Advisor Bidang Administrasi dan Manajemen Bekraf, Mesdin Kornelis Simarmata, mengatakan, di era kekinian, dunia digital mampu meningkatkan aktivitas, serta omset Usaha Kecil Menengah (UKM) Ekonomi Kreatif (Ekraf).
“Bekraf bertugas membantu Presiden dalam merumuskan, menetapkan, mengoordinasikan, dan sinkronisasi kebijakan ekonomi kreatif di bidang aplikasi dan game developer, arsitektur, desain interior, desain komunikasi visual, desain produk, fashion, film animasi dan video, fotografi, kriya, kuliner, musik, penerbitan, periklanan, seni pertunjukan, seni rupa, dan televisi dan radio,” tutur Mesdin, pada pelatihan Bekraf Digital Entrepreneurship, yang diadakan oleh Badan Ekonomi Kreatif (Bekraf) Pusat, Jumat (26/10/2018).
Bekraf berupaya membangun ekosistem kewirausahaan digital, yang akan mendorong tumbuh dan berkembangnya ekonomi kreatif di Indonesia, dan Gianyar pada khususnya. “Penghasilan dari internet itu sebuah kenyataan, sudah banyak orang yang berhasil menggunakan sarana internet untuk transaksi jual beli. Kuncinya adalah manajemen distribusi dan promosi,” paparnya.

Kepala Dinas Pariwisata Kabupaten Gianyar, Anak Agung Bagus Ari Brahmanta, menyampaikan, Gianyar sudah mengikuti uji petik dari Bekraf. Sejumlah potensi telah dipresentasikan, seperti potensi kuliner Gianyar, crispy duck, kriya dan seni pertunjukan. Termasuk sejumlah warisan leluhur yang bisa dikembangkan, mulai dari pengolahan perak, kayu tarian dan produk lainnya.
Kepala Dinas Perindustrian dan Perdagangan Provinsi Bali, Putu Astawa, menegaskan, entrepreneurship digital pada era globalisasi ekonomi, merupakan upaya potensi peningkatan dan pemasaran produk industri di Bali. Peluang pasar digital sangat besar, karena semakin banyaknya pengguna smartphone, dan ketepatan dalam menangkap peluang pemasaran. “Globalisasi juga harus menciptakan pertumbuhan dan lapangan kerja, tidak merusak budaya dan tatanan masyarakat,” imbuh Putu Astawa.

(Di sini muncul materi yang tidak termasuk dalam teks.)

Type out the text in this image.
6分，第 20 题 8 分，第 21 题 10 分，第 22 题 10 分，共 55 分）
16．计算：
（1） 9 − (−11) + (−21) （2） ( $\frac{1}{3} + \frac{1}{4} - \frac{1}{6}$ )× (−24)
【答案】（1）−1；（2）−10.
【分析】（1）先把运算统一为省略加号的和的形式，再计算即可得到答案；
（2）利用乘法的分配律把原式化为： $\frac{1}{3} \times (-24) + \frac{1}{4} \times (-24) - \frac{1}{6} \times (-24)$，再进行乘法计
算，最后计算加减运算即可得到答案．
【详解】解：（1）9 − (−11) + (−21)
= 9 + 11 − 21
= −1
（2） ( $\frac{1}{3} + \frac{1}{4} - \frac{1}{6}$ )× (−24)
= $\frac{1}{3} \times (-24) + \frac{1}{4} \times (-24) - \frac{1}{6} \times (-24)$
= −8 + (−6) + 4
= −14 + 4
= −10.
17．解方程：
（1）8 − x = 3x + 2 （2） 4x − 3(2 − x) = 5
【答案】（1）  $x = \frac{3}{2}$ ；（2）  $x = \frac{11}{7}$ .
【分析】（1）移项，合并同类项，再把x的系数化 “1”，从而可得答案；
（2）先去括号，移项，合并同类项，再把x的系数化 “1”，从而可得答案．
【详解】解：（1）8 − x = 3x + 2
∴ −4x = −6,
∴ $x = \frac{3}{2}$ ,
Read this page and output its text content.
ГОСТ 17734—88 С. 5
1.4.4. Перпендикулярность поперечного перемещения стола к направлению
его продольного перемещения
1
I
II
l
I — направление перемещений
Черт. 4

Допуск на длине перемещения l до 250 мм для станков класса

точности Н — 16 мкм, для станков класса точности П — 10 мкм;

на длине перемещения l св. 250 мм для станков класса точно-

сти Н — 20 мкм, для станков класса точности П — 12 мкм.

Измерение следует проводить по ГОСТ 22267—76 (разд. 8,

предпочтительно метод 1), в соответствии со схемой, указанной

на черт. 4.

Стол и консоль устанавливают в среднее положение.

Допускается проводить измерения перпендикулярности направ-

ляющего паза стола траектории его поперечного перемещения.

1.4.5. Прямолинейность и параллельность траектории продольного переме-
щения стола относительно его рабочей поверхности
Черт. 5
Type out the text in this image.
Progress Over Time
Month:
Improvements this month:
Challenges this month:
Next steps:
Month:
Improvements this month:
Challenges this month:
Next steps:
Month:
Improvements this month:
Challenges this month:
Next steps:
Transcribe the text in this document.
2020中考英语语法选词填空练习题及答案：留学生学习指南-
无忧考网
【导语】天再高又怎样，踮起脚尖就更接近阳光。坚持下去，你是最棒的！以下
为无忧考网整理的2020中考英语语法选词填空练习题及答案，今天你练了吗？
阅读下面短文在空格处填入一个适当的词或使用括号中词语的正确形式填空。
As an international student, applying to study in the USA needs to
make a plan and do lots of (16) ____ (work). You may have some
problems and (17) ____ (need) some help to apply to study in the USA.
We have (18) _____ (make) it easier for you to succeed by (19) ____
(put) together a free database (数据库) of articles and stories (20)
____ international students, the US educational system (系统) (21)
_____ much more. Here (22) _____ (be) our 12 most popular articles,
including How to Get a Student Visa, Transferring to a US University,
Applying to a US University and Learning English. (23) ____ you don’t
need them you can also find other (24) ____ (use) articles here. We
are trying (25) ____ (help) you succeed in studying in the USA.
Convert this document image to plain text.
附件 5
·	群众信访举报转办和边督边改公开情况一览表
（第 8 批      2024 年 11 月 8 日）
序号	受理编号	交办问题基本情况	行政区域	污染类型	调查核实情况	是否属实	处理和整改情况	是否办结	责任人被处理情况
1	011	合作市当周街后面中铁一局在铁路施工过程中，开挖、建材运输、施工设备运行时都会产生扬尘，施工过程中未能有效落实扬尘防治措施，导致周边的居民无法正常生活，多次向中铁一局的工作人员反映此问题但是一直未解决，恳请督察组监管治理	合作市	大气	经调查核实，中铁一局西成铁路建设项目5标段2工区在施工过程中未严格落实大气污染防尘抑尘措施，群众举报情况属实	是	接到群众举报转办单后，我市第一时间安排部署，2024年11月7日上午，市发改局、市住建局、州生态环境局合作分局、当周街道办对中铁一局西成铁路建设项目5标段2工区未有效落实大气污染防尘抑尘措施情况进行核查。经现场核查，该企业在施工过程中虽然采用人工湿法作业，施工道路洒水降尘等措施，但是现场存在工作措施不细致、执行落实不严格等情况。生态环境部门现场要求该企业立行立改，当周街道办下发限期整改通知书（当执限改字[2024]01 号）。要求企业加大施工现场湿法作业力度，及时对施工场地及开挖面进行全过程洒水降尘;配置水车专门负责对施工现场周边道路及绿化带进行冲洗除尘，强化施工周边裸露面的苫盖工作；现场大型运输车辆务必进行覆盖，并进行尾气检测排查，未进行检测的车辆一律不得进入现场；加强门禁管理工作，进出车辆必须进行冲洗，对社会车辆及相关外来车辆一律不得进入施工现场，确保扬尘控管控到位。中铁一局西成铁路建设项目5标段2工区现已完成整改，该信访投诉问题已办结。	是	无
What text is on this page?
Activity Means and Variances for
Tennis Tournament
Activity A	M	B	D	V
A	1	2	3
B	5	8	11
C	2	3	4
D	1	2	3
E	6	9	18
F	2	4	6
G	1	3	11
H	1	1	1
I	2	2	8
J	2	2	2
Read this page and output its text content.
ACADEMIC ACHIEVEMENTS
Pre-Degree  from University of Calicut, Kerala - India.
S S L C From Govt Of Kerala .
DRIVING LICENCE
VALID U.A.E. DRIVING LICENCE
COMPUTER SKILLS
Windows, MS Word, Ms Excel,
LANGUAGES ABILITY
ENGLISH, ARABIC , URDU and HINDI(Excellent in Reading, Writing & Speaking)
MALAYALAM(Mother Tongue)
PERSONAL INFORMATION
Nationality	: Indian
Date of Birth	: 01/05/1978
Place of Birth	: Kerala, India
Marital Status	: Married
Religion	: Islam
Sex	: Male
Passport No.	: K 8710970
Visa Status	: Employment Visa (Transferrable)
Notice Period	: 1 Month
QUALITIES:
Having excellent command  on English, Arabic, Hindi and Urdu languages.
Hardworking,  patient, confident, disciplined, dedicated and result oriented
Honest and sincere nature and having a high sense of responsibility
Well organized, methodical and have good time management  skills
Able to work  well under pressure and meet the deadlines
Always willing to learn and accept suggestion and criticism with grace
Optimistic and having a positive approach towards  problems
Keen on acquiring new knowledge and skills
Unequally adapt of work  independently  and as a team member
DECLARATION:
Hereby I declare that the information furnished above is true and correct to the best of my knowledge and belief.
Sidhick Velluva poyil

Pelatihan yang dilaksanakan sehari tersebut, diikuti 175 orang pengusaha muda di Bali. Hadir sebagai narasumber, diantaranya pendiri Aksi Nusantara, Firstman Marpaung, yang mengisi sesi Workshop Digital.
Mengangkat tema, Mindset e-commerce, Firstman menjelaskan, Era kreatif telah tiba, dan produk yang sudah ketinggalan zaman harus berevolusi, bersintesis, revolusi, dan reaplikasi, agar bisa menyesuaikan permintaan pasar.